Walsh’s guitar-bass-and-drums glory years were in the mid to late ’90s, a time when—apart from the Chemical Brothers and Noel Gallagher—superstar DJs and rock stars didn’t really meet. Students of ancient history might recall that the hallucination generation had almost zero tolerance for anyone not standing in front of a laptop or turntable. For the most part the disdain was mutual, although that eventually changed thanks to bridge-building acts like the Chemicals, Death in Vegas, and Portishead. Walsh remembers two records in particular acting as his gateway to a world beyond rock ’n’ roll.

“One of the first electronic-music albums I listened to was Boards of Canada—Music Has the Right to Children,” he says. “That really opened my mind up, mostly because I’d never heard anything like it before. Also about 10 years ago, Mixmag put out a CD by Richie Hawtin that was a live performance of his. It was really minimal stuff, like 808 and 303 kind of beats. I loved the minimalism of it.”

Minimalism isn’t a word you hear much in conjunction with Holy Fuck’s barrage-of-synthetic-sound records. Walsh has come up with his own description and, not surprisingly, it’s not electronica.

“I think the best way I could describe our approach to things is like an improv-jazz band that’s out to capture a particular version of a song,” he offers. “We’re only after what sounds and feels the best.”

Holy Fuck plays Richard’s on Richards on Monday (February 25).

In + out

Graham Walsh sounds off on the things that enquiring minds want to know.

On the benefits of touring: “We’re working on kicking it up a notch, trying to add some sort of visual element to our shows. We learned a lot from Cornelius when we toured with them. They have fantastic visuals. That’s the beautiful thing about travelling the world and playing with great bands—you get inspired by seeing all the cool ideas they have.”
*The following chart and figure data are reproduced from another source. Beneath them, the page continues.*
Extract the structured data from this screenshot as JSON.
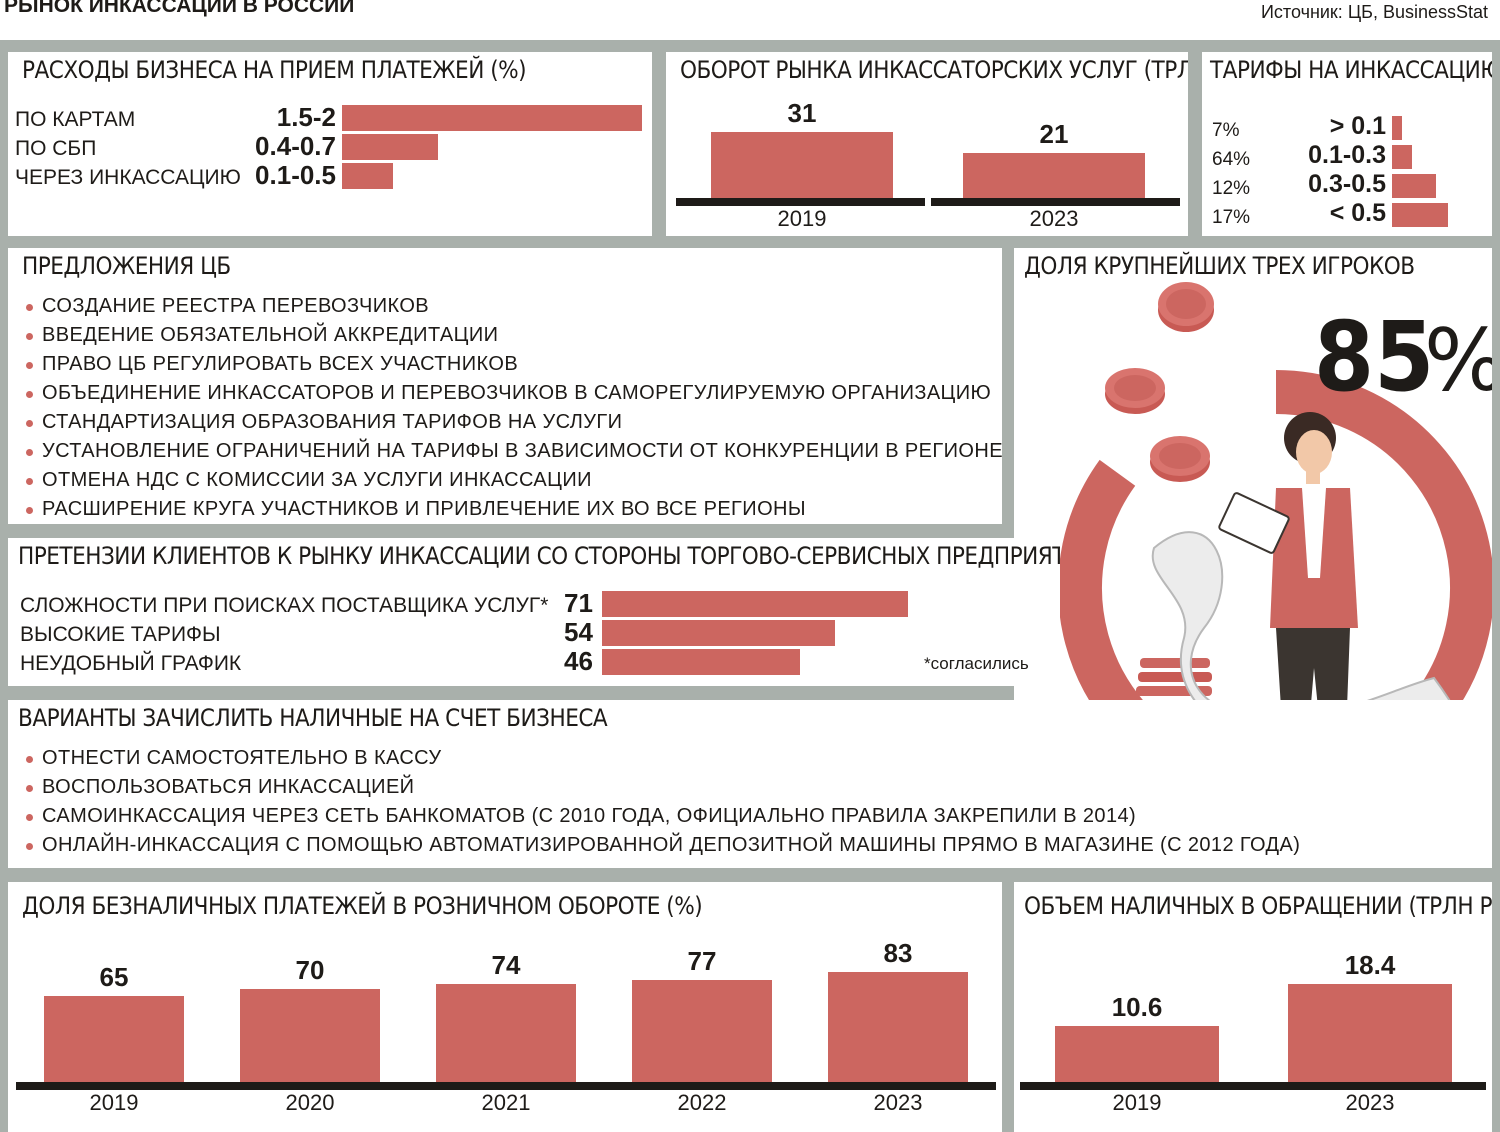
{
  "header": {
    "title": "РЫНОК ИНКАССАЦИИ В РОССИИ",
    "source": "Источник: ЦБ, BusinessStat"
  },
  "colors": {
    "bar": "#cc6660",
    "frame": "#a9b0ab",
    "ink": "#1e1b18"
  },
  "expenses": {
    "title": "РАСХОДЫ БИЗНЕСА НА ПРИЕМ ПЛАТЕЖЕЙ (%)",
    "rows": [
      {
        "label": "ПО КАРТАМ",
        "value": "1.5-2",
        "share": 1.0
      },
      {
        "label": "ПО СБП",
        "value": "0.4-0.7",
        "share": 0.32
      },
      {
        "label": "ЧЕРЕЗ ИНКАССАЦИЮ",
        "value": "0.1-0.5",
        "share": 0.17
      }
    ]
  },
  "turnover": {
    "title": "ОБОРОТ РЫНКА ИНКАССАТОРСКИХ УСЛУГ (ТРЛН РУБ.)",
    "chart_data": {
      "type": "bar",
      "categories": [
        "2019",
        "2023"
      ],
      "values": [
        31,
        21
      ],
      "ylim": [
        0,
        31
      ]
    }
  },
  "tariffs": {
    "title": "ТАРИФЫ НА ИНКАССАЦИЮ (%)",
    "rows": [
      {
        "share": "7%",
        "range": "> 0.1",
        "fraction": 0.07
      },
      {
        "share": "64%",
        "range": "0.1-0.3",
        "fraction": 0.64
      },
      {
        "share": "12%",
        "range": "0.3-0.5",
        "fraction": 0.12
      },
      {
        "share": "17%",
        "range": "< 0.5",
        "fraction": 0.17
      }
    ]
  },
  "cb_proposals": {
    "title": "ПРЕДЛОЖЕНИЯ ЦБ",
    "items": [
      "СОЗДАНИЕ РЕЕСТРА ПЕРЕВОЗЧИКОВ",
      "ВВЕДЕНИЕ ОБЯЗАТЕЛЬНОЙ АККРЕДИТАЦИИ",
      "ПРАВО ЦБ РЕГУЛИРОВАТЬ ВСЕХ УЧАСТНИКОВ",
      "ОБЪЕДИНЕНИЕ ИНКАССАТОРОВ И ПЕРЕВОЗЧИКОВ В САМОРЕГУЛИРУЕМУЮ ОРГАНИЗАЦИЮ",
      "СТАНДАРТИЗАЦИЯ ОБРАЗОВАНИЯ ТАРИФОВ НА УСЛУГИ",
      "УСТАНОВЛЕНИЕ ОГРАНИЧЕНИЙ НА ТАРИФЫ В ЗАВИСИМОСТИ ОТ КОНКУРЕНЦИИ В РЕГИОНЕ",
      "ОТМЕНА НДС С КОМИССИИ ЗА УСЛУГИ ИНКАССАЦИИ",
      "РАСШИРЕНИЕ КРУГА УЧАСТНИКОВ И ПРИВЛЕЧЕНИЕ ИХ ВО ВСЕ РЕГИОНЫ"
    ]
  },
  "top3": {
    "title": "ДОЛЯ КРУПНЕЙШИХ ТРЕХ ИГРОКОВ",
    "value": "85",
    "unit": "%",
    "fraction": 0.85
  },
  "claims": {
    "title": "ПРЕТЕНЗИИ КЛИЕНТОВ К РЫНКУ ИНКАССАЦИИ СО СТОРОНЫ ТОРГОВО-СЕРВИСНЫХ ПРЕДПРИЯТИЙ (%)",
    "note": "*согласились",
    "chart_data": {
      "type": "bar",
      "categories": [
        "СЛОЖНОСТИ ПРИ ПОИСКАХ ПОСТАВЩИКА УСЛУГ*",
        "ВЫСОКИЕ ТАРИФЫ",
        "НЕУДОБНЫЙ ГРАФИК"
      ],
      "values": [
        71,
        54,
        46
      ],
      "xlim": [
        0,
        71
      ]
    }
  },
  "cash_options": {
    "title": "ВАРИАНТЫ ЗАЧИСЛИТЬ НАЛИЧНЫЕ НА СЧЕТ БИЗНЕСА",
    "items": [
      "ОТНЕСТИ САМОСТОЯТЕЛЬНО В КАССУ",
      "ВОСПОЛЬЗОВАТЬСЯ ИНКАССАЦИЕЙ",
      "САМОИНКАССАЦИЯ ЧЕРЕЗ СЕТЬ БАНКОМАТОВ (С 2010 ГОДА, ОФИЦИАЛЬНО ПРАВИЛА ЗАКРЕПИЛИ В 2014)",
      "ОНЛАЙН-ИНКАССАЦИЯ С ПОМОЩЬЮ АВТОМАТИЗИРОВАННОЙ ДЕПОЗИТНОЙ МАШИНЫ ПРЯМО В МАГАЗИНЕ (С 2012 ГОДА)"
    ]
  },
  "cashless": {
    "title": "ДОЛЯ БЕЗНАЛИЧНЫХ ПЛАТЕЖЕЙ В РОЗНИЧНОМ ОБОРОТЕ (%)",
    "chart_data": {
      "type": "bar",
      "categories": [
        "2019",
        "2020",
        "2021",
        "2022",
        "2023"
      ],
      "values": [
        65,
        70,
        74,
        77,
        83
      ],
      "ylim": [
        0,
        83
      ]
    }
  },
  "cash_volume": {
    "title": "ОБЪЕМ НАЛИЧНЫХ В ОБРАЩЕНИИ (ТРЛН РУБ.)",
    "chart_data": {
      "type": "bar",
      "categories": [
        "2019",
        "2023"
      ],
      "values": [
        "10.6",
        "18.4"
      ],
      "ylim": [
        0,
        18.4
      ]
    }
  }
}
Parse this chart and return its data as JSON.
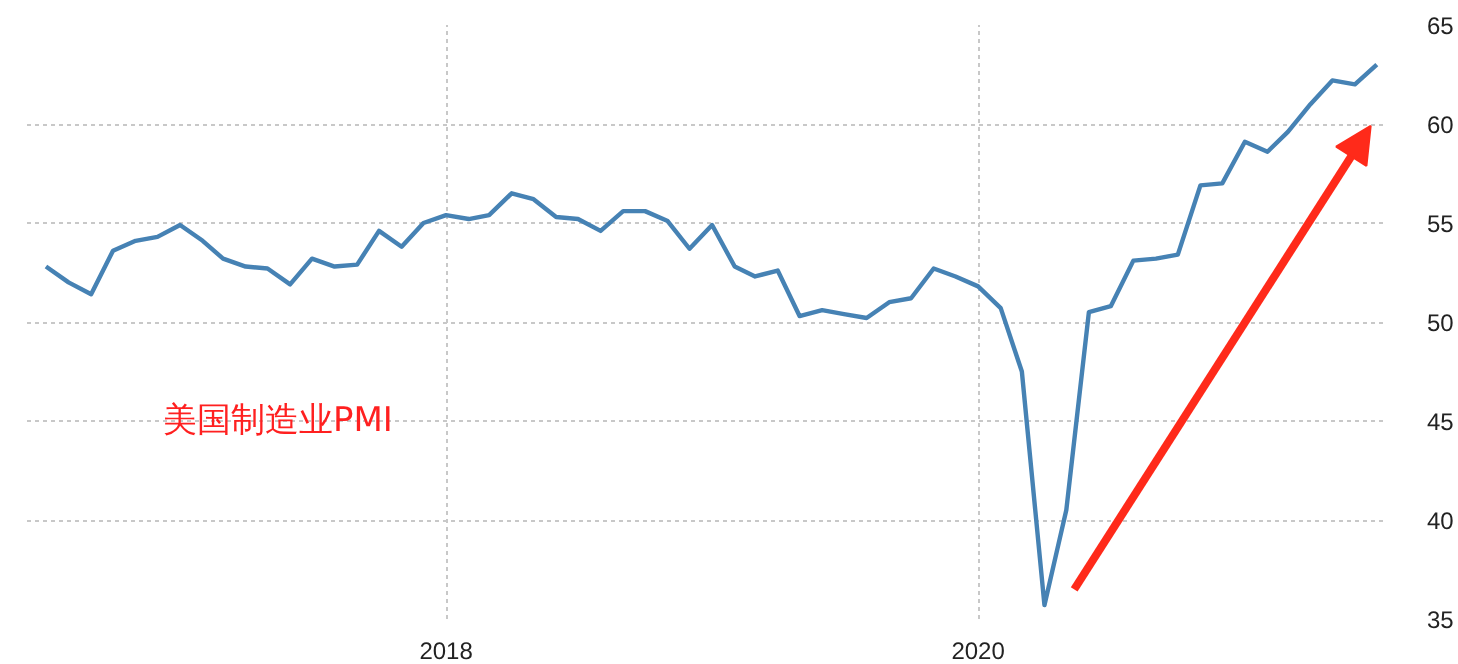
{
  "chart_data": {
    "type": "line",
    "x": [
      "2016-07",
      "2016-08",
      "2016-09",
      "2016-10",
      "2016-11",
      "2016-12",
      "2017-01",
      "2017-02",
      "2017-03",
      "2017-04",
      "2017-05",
      "2017-06",
      "2017-07",
      "2017-08",
      "2017-09",
      "2017-10",
      "2017-11",
      "2017-12",
      "2018-01",
      "2018-02",
      "2018-03",
      "2018-04",
      "2018-05",
      "2018-06",
      "2018-07",
      "2018-08",
      "2018-09",
      "2018-10",
      "2018-11",
      "2018-12",
      "2019-01",
      "2019-02",
      "2019-03",
      "2019-04",
      "2019-05",
      "2019-06",
      "2019-07",
      "2019-08",
      "2019-09",
      "2019-10",
      "2019-11",
      "2019-12",
      "2020-01",
      "2020-02",
      "2020-03",
      "2020-04",
      "2020-05",
      "2020-06",
      "2020-07",
      "2020-08",
      "2020-09",
      "2020-10",
      "2020-11",
      "2020-12",
      "2021-01",
      "2021-02",
      "2021-03",
      "2021-04",
      "2021-05",
      "2021-06",
      "2021-07"
    ],
    "series": [
      {
        "color": "#4682b4",
        "values": [
          52.8,
          52.0,
          51.4,
          53.6,
          54.1,
          54.3,
          54.9,
          54.1,
          53.2,
          52.8,
          52.7,
          51.9,
          53.2,
          52.8,
          52.9,
          54.6,
          53.8,
          55.0,
          55.4,
          55.2,
          55.4,
          56.5,
          56.2,
          55.3,
          55.2,
          54.6,
          55.6,
          55.6,
          55.1,
          53.7,
          54.9,
          52.8,
          52.3,
          52.6,
          50.3,
          50.6,
          50.4,
          50.2,
          51.0,
          51.2,
          52.7,
          52.3,
          51.8,
          50.7,
          47.5,
          35.7,
          40.5,
          50.5,
          50.8,
          53.1,
          53.2,
          53.4,
          56.9,
          57.0,
          59.1,
          58.6,
          59.6,
          61.0,
          62.2,
          62.0,
          63.0
        ]
      }
    ],
    "xlim": [
      "2016-06-05",
      "2021-07-15"
    ],
    "xticks": [
      "2018",
      "2020"
    ],
    "ylim": [
      35,
      65
    ],
    "yticks": [
      35,
      40,
      45,
      50,
      55,
      60,
      65
    ],
    "grid": true,
    "line_style": "solid",
    "marker": "none",
    "annotations": [
      "美国制造业PMI"
    ]
  }
}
On scratching with the film synchronizer: “The whole Holy Fuck concept started with the film thing. Brian had a job for a couple of years working as a film editor, and that was one of the pieces of equipment he would use. He would scrub the film back and forth, and it would make the crazy sounds that it does. Right there, he always wanted to incorporate that in a band. When you run it through the effects that we do, it sounds even more incredible. That spawned the idea that you can find anything and use it to make tones, rhythms, and songs.”

On his favourite Holy Fuck instruments: “I used to have a ray gun which was a lot of fun, but that broke. I also have a Buddha Box that I love. It’s a meditation device that you turn on and it creates ambient loops. But I haven’t used it lately for some reason. I should really bring it back.”